• L'homme qui voulut peindre la mer

    L'homme qui voulut peindre la mer...

    Auteur : Tristan Koëgel
    Éditeur : Didier Jeunesse
    Format : broché
    Date de parution : 6 juin 2018
    Genre /thématiques : nouvelles
    Nombre de pages : 256
    Tranche d'âge : à partir de 12 ans
    ISBN : 9782278085620

    À Gibraltar, une pâtissière ensorcelle ses clients avec des gâteaux,
    À Marseille, une coiffeuse est face au cadavre de son patron,
    Et à Raguse, un homme souhaite emprisonner la mer sur sa toile…

    Sept récits traversent ainsi les époques, de l'antiquité à nos jours, et la Méditerranée, comme autant de visions vibrantes et fantastiques où se jouent des destins, des terreurs, des désirs.

    J'étais tombée follement amoureuse du style et de l'univers de Tristan Koëgel durant ma lecture du Complot du trident. Il n'a pas son pareil pour décrire la mer et nous imprégner d'une atmosphère chaude et enivrante. C'est toujours le cas dans ce recueil où toutes les nouvelles se passent en bord de mer, dans différents coins de l'Europe et de l'Afrique du Nord. Si elle ne sert pas toujours à l'intrigue, l'eau est néanmoins présente et l'auteur plante magnifiquement le décor.

    Là où j'ai malheureusement déchanté, c'est dans le contenu-même des histoires. Pour moi, la mer est synonyme de bien-être, de poésie et de magie; or, j'ai trouvé toutes les nouvelles très sombres. La mort et la folie sont récurrentes, et même si cela était plus ou moins annoncé dans le résumé, j'espérais que cela soit traité de façon plus légère. Je suis allée jusqu'au bout du recueil mais j'appréhendais la lecture de chaque nouveau récit en me disant "que va-t-il se passer cette fois?"

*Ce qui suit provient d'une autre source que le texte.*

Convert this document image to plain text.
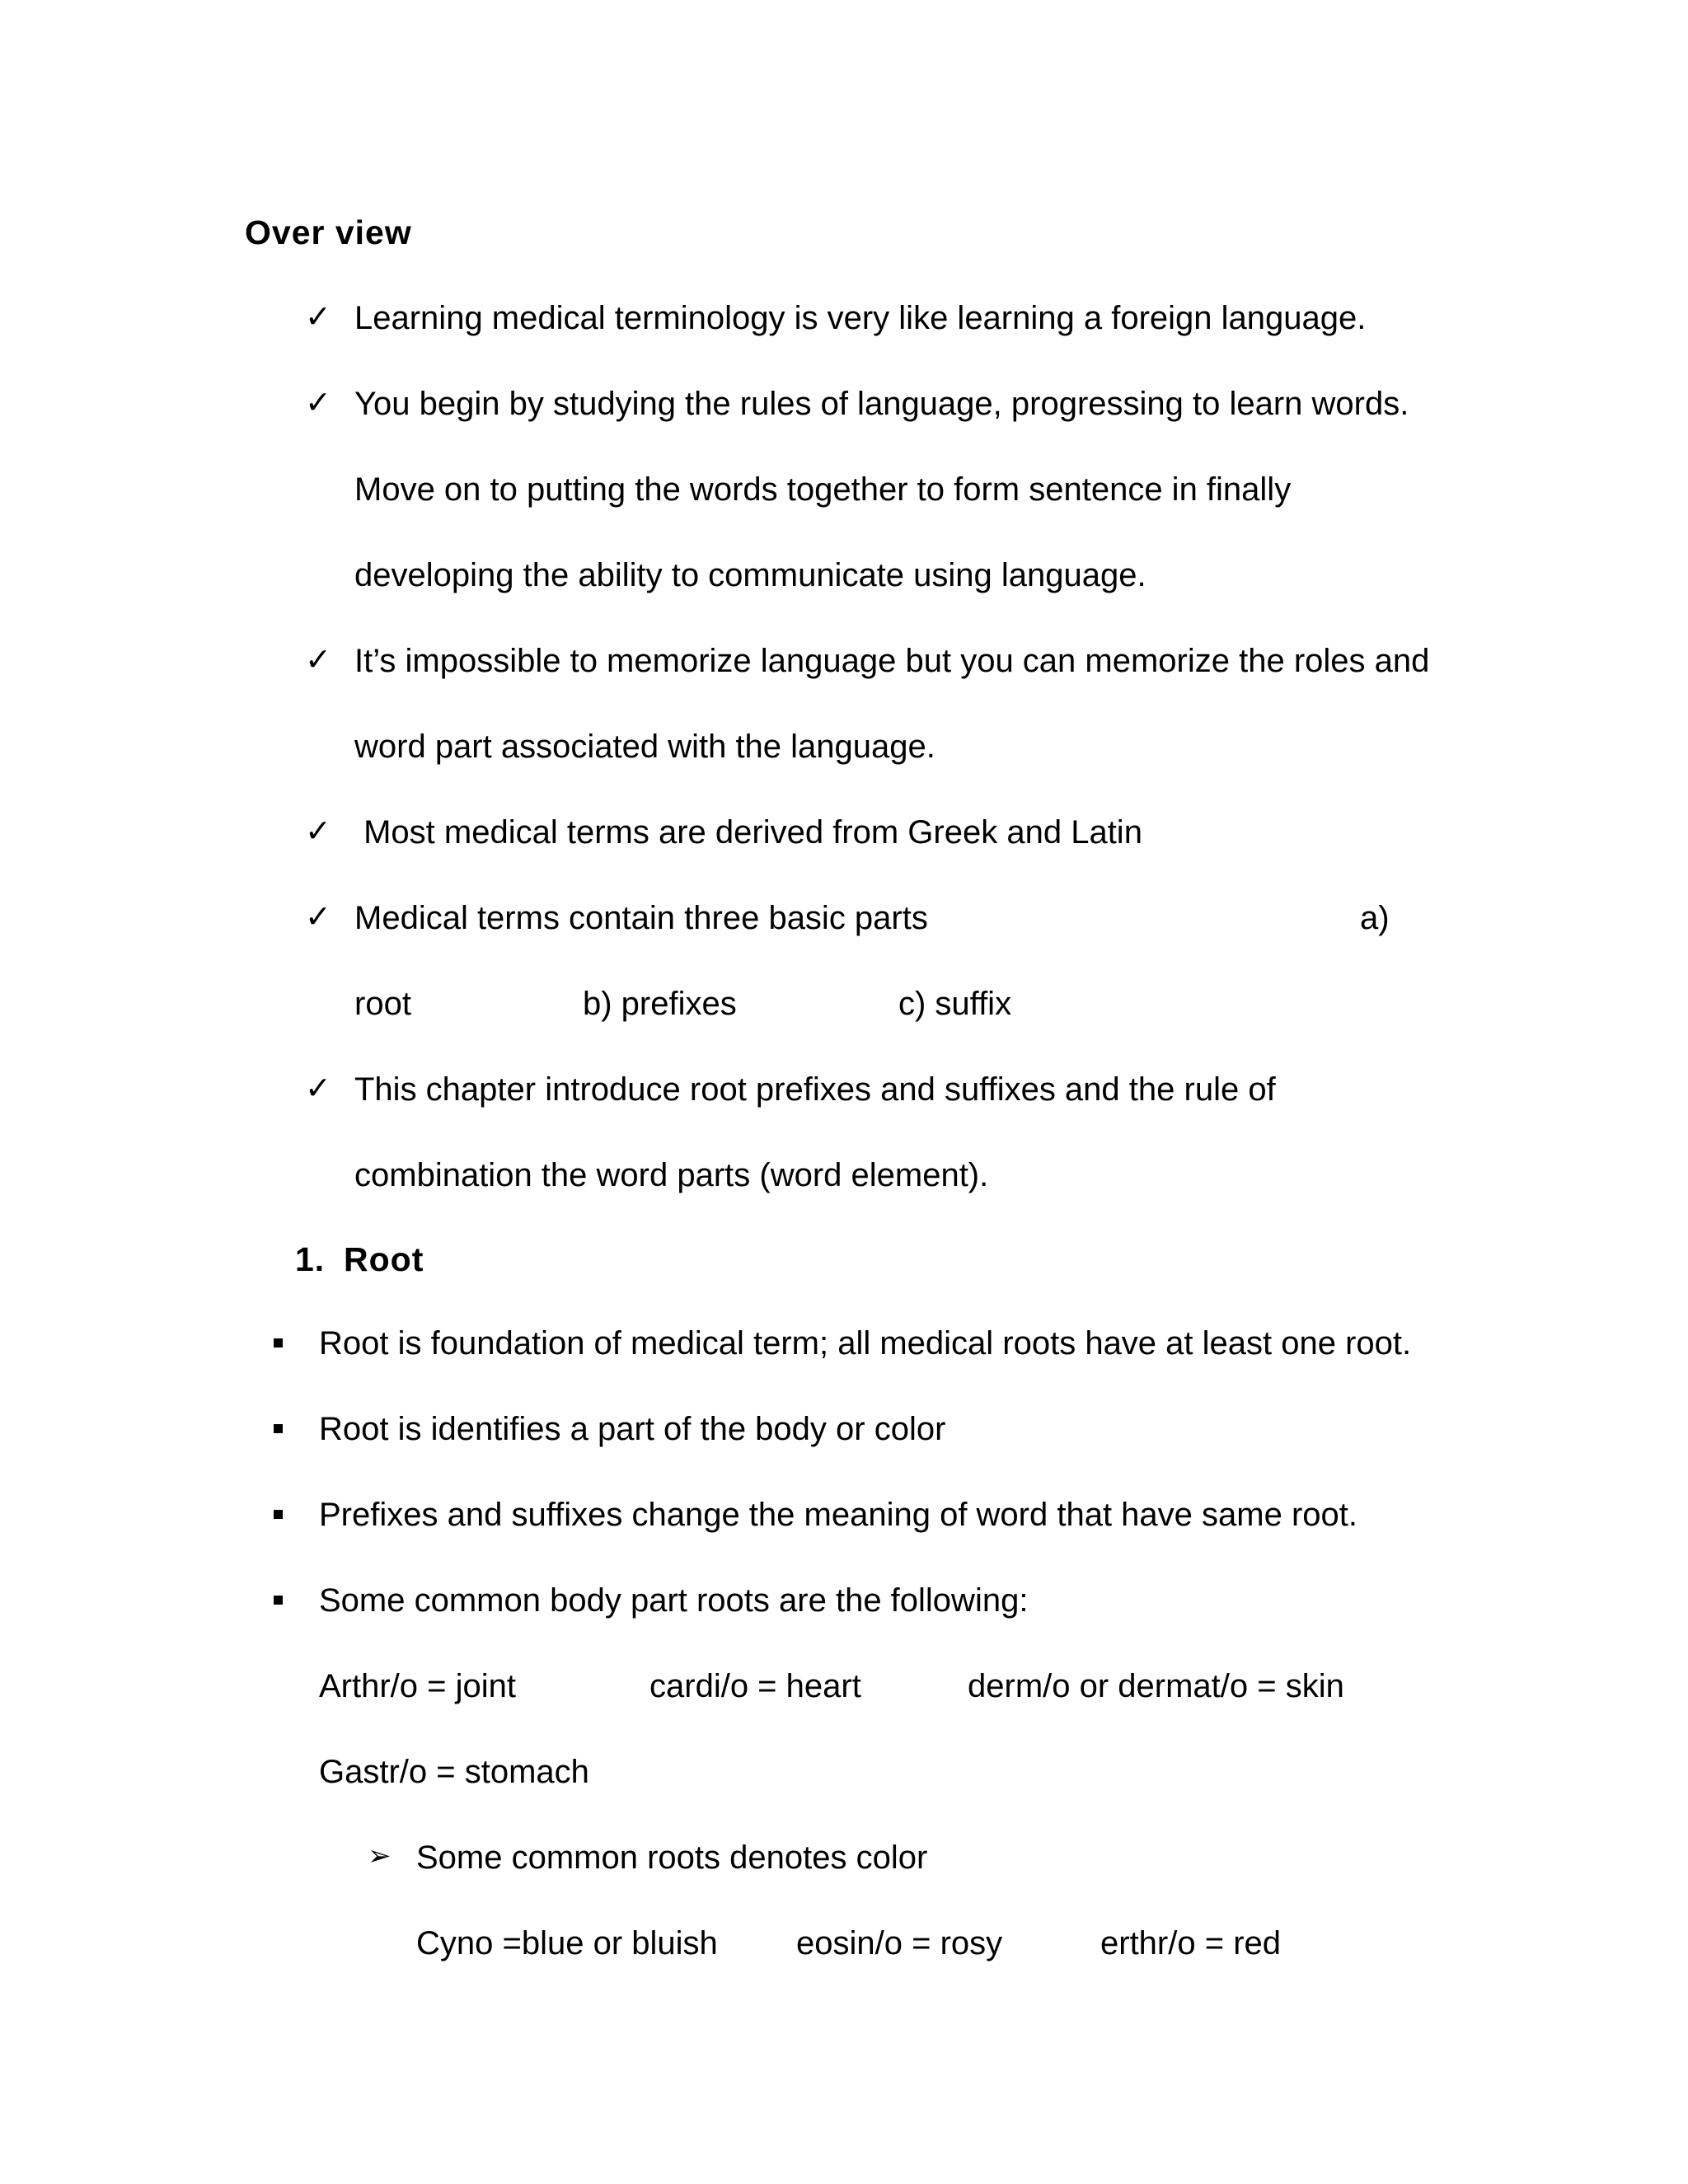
Over view
✓ Learning medical terminology is very like learning a foreign language.
✓ You begin by studying the rules of language, progressing to learn words.
Move on to putting the words together to form sentence in finally
developing the ability to communicate using language.
✓ It’s impossible to memorize language but you can memorize the roles and
word part associated with the language.
✓ Most medical terms are derived from Greek and Latin
✓ Medical terms contain three basic parts	a)
root	b) prefixes	c) suffix
✓ This chapter introduce root prefixes and suffixes and the rule of
combination the word parts (word element).
1. Root
Root is foundation of medical term; all medical roots have at least one root.
Root is identifies a part of the body or color
Prefixes and suffixes change the meaning of word that have same root.
Some common body part roots are the following:
Arthr/o = joint	cardi/o = heart	derm/o or dermat/o = skin
Gastr/o = stomach
➢ Some common roots denotes color
Cyno =blue or bluish eosin/o = rosy	erthr/o = red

    Même si, encore une fois, l'auteur écrit très bien, ce n'est pas ce que j'espérais lire en ce début de période estivale.

     

    Note

           Ses premières années sur l'île, il les passa à observer son adversaire, à toute heure du jour et de la nuit, en toute saison, dans tous ses états, sous tous les angles. Depuis la côte qui faisait face aux remparts de son ancienne cité, depuis l'autre bout de l'île où les courants filaient vers les rivages de l'Italie, il s'imprégnait de chaque nuance de l'Adriatique. Et de son mouvement surtout. Il ne voulait pas peindre un détail de la mer, mais la mer tout entière, et il ne voyait pas du tout comment s'y prendre. Ça l'énervait beaucoup. Elle changeait de couleur et d'aspect avant qu'il n'ait préparé sa palette et paraissait complètement indifférente à ses colères. En réalité, ces deux-là s'apprivoisaient mutuellement.